On February weekend in 1982, Jenny and I went camping in Dearborn, Missouri. We shivered together in a tent that we had placed on the slope of a hill. When camp leaders organized a midnight hike, Jenny opted to stay in the tent, but I walked to the edge of a clearing in the woods and drank in the vast bowl-shaped meadow all blanketed in deep snow. The dark ring of trees circling all that open space was a visual prayer. When I think of Jenny, I remember this winter meadow. Like her, it is spiritually refreshing and elegant.

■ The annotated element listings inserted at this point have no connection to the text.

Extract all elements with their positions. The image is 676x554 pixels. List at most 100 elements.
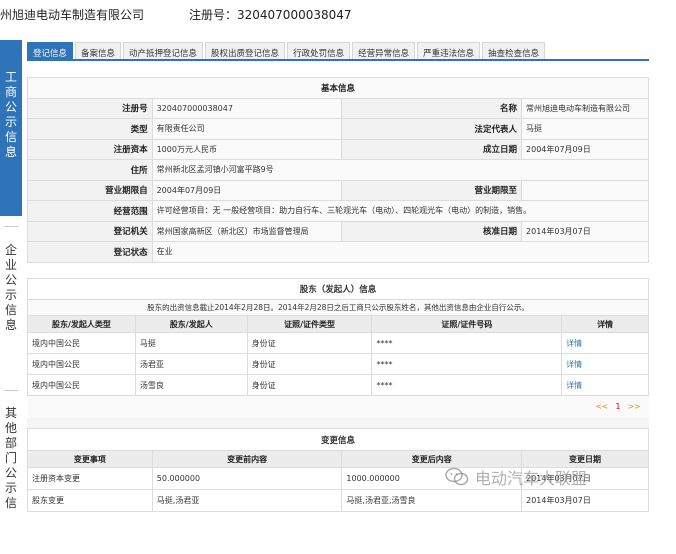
pager-current-page[interactable]: 1 bbox=[616, 402, 621, 411]
pager-next[interactable]: >> bbox=[628, 402, 641, 411]
shareholders-title: 股东（发起人）信息 bbox=[27, 278, 649, 300]
registration-authority-value: 常州国家高新区（新北区）市场监督管理局 bbox=[151, 220, 343, 242]
sidenav-char: 息 bbox=[4, 318, 17, 332]
sidenav-item-business-publicity[interactable]: 工 商 公 示 信 息 bbox=[0, 40, 22, 216]
column-header: 股东/发起人类型 bbox=[27, 315, 136, 333]
tab-equity-pledge[interactable]: 股权出质登记信息 bbox=[205, 42, 286, 59]
change-item: 注册资本变更 bbox=[27, 467, 153, 490]
change-date: 2014年03月07日 bbox=[521, 489, 649, 512]
id-type: 身份证 bbox=[246, 374, 373, 396]
sidenav-char: 示 bbox=[4, 115, 17, 129]
sidenav-char: 示 bbox=[4, 288, 17, 302]
field-label: 注册号 bbox=[27, 97, 153, 119]
detail-link[interactable]: 详情 bbox=[561, 332, 649, 354]
field-label: 类型 bbox=[27, 118, 153, 140]
business-scope-value: 许可经营项目：无 一般经营项目：助力自行车、三轮观光车（电动）、四轮观光车（电动… bbox=[151, 200, 650, 222]
company-name-heading: 州旭迪电动车制造有限公司 bbox=[0, 8, 145, 22]
company-name-value: 常州旭迪电动车制造有限公司 bbox=[521, 97, 649, 119]
sidenav-char: 工 bbox=[4, 70, 17, 84]
tab-administrative-penalty[interactable]: 行政处罚信息 bbox=[287, 42, 351, 59]
detail-link[interactable]: 详情 bbox=[561, 374, 649, 396]
sidenav-char: 公 bbox=[4, 100, 17, 114]
sidenav-char: 公 bbox=[4, 466, 17, 480]
tab-serious-violation[interactable]: 严重违法信息 bbox=[417, 42, 481, 59]
sidenav-char: 企 bbox=[4, 243, 17, 257]
pager-prev[interactable]: << bbox=[595, 402, 608, 411]
shareholder-type: 境内中国公民 bbox=[27, 353, 136, 375]
change-after: 马挺,汤君亚,汤雪良 bbox=[341, 489, 523, 512]
company-type-value: 有限责任公司 bbox=[151, 118, 343, 140]
approval-date-value: 2014年03月07日 bbox=[521, 220, 649, 242]
tab-abnormal-operation[interactable]: 经营异常信息 bbox=[352, 42, 416, 59]
tab-chattel-mortgage[interactable]: 动产抵押登记信息 bbox=[123, 42, 204, 59]
field-label: 住所 bbox=[27, 159, 153, 181]
column-header: 变更前内容 bbox=[151, 450, 343, 468]
sidenav-divider bbox=[4, 390, 18, 391]
shareholder-name: 汤君亚 bbox=[134, 353, 248, 375]
field-label: 营业期限至 bbox=[341, 179, 523, 201]
sidenav-char: 信 bbox=[4, 130, 17, 144]
id-number: **** bbox=[371, 353, 563, 375]
registration-number-heading: 注册号：320407000038047 bbox=[189, 8, 352, 22]
established-date-value: 2004年07月09日 bbox=[521, 138, 649, 160]
table-row: 境内中国公民 马挺 身份证 **** 详情 bbox=[27, 332, 649, 354]
sidenav-char: 商 bbox=[4, 85, 17, 99]
sidenav-char: 信 bbox=[4, 303, 17, 317]
shareholder-type: 境内中国公民 bbox=[27, 374, 136, 396]
table-row: 境内中国公民 汤雪良 身份证 **** 详情 bbox=[27, 374, 649, 396]
wechat-icon bbox=[445, 467, 469, 486]
legal-representative-value: 马挺 bbox=[521, 118, 649, 140]
id-number: **** bbox=[371, 332, 563, 354]
sidenav-item-other-departments[interactable]: 其 他 部 门 公 示 信 bbox=[0, 396, 22, 554]
sidenav-char: 其 bbox=[4, 406, 17, 420]
change-info-title: 变更信息 bbox=[27, 428, 649, 451]
change-before: 50.000000 bbox=[151, 467, 343, 490]
change-before: 马挺,汤君亚 bbox=[151, 489, 343, 512]
shareholder-name: 汤雪良 bbox=[134, 374, 248, 396]
sidenav-char: 息 bbox=[4, 145, 17, 159]
shareholders-table: 股东（发起人）信息 股东的出资信息截止2014年2月28日。2014年2月28日… bbox=[27, 278, 649, 418]
id-type: 身份证 bbox=[246, 332, 373, 354]
watermark-text: 电动汽车大联盟 bbox=[475, 469, 588, 488]
basic-info-table: 基本信息 注册号 320407000038047 名称 常州旭迪电动车制造有限公… bbox=[27, 77, 650, 263]
sidenav-char: 门 bbox=[4, 451, 17, 465]
sidenav-char: 公 bbox=[4, 273, 17, 287]
side-navigation: 工 商 公 示 信 息 企 业 公 示 信 息 其 他 部 门 公 示 信 bbox=[0, 38, 22, 554]
field-label: 成立日期 bbox=[341, 138, 523, 160]
field-label: 法定代表人 bbox=[341, 118, 523, 140]
sidenav-divider bbox=[4, 226, 18, 227]
basic-info-title: 基本信息 bbox=[27, 77, 649, 99]
sidenav-char: 部 bbox=[4, 436, 17, 450]
registration-status-value: 在业 bbox=[151, 241, 650, 263]
id-number: **** bbox=[371, 374, 563, 396]
page-header: 州旭迪电动车制造有限公司 注册号：320407000038047 bbox=[0, 0, 676, 28]
column-header: 证照/证件号码 bbox=[371, 315, 563, 333]
table-row: 股东变更 马挺,汤君亚 马挺,汤君亚,汤雪良 2014年03月07日 bbox=[27, 489, 649, 512]
registered-capital-value: 1000万元人民币 bbox=[151, 138, 343, 160]
shareholder-type: 境内中国公民 bbox=[27, 332, 136, 354]
sidenav-char: 示 bbox=[4, 481, 17, 495]
tab-registration-info[interactable]: 登记信息 bbox=[27, 42, 74, 59]
sidenav-char: 业 bbox=[4, 258, 17, 272]
field-label: 注册资本 bbox=[27, 138, 153, 160]
term-to-value bbox=[521, 179, 649, 201]
column-header: 变更事项 bbox=[27, 450, 153, 468]
field-label: 登记机关 bbox=[27, 220, 153, 242]
address-value: 常州新北区孟河镇小河富平路9号 bbox=[151, 159, 650, 181]
detail-link[interactable]: 详情 bbox=[561, 353, 649, 375]
term-from-value: 2004年07月09日 bbox=[151, 179, 343, 201]
column-header: 详情 bbox=[561, 315, 649, 333]
tab-filing-info[interactable]: 备案信息 bbox=[75, 42, 122, 59]
field-label: 登记状态 bbox=[27, 241, 153, 263]
info-tabs: 登记信息 备案信息 动产抵押登记信息 股权出质登记信息 行政处罚信息 经营异常信… bbox=[27, 42, 649, 61]
shareholder-name: 马挺 bbox=[134, 332, 248, 354]
field-label: 名称 bbox=[341, 97, 523, 119]
sidenav-char: 信 bbox=[4, 496, 17, 510]
pagination: << 1 >> bbox=[27, 395, 649, 418]
watermark: 电动汽车大联盟 bbox=[445, 465, 587, 489]
sidenav-item-enterprise-publicity[interactable]: 企 业 公 示 信 息 bbox=[0, 233, 22, 383]
section-divider bbox=[27, 418, 649, 428]
tab-spot-check[interactable]: 抽查检查信息 bbox=[482, 42, 546, 59]
field-label: 经营范围 bbox=[27, 200, 153, 222]
shareholders-note: 股东的出资信息截止2014年2月28日。2014年2月28日之后工商只公示股东姓… bbox=[27, 299, 649, 316]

The starry sky of the night hike also calls to mind a special star-gazing event that Jenny’s close friends planned for the purpose of sending out beams of love to our dying friend. At exactly 10 pm (EST), wind chimes, lightning, singing locusts, clear skies and cloudy ones greeted us from Arizona, Missouri, Ohio, Connecticut, and Ontario. As I studied the opaque heavens, I thought of my love for Jenny, and the memory of her telling me how much the biopsy needles hurt her made me cry.

Jenny is beyond the needles now, beyond pain, beyond fear. She’s a gorgeous bird of paradise that flies between drops of rain that bless us. And she’s in every compassionate thing we do. Her purple meadow is alive with sensitivity, laughter, and thousands of witty words. We protect it when we share stories of our beautiful Jenny.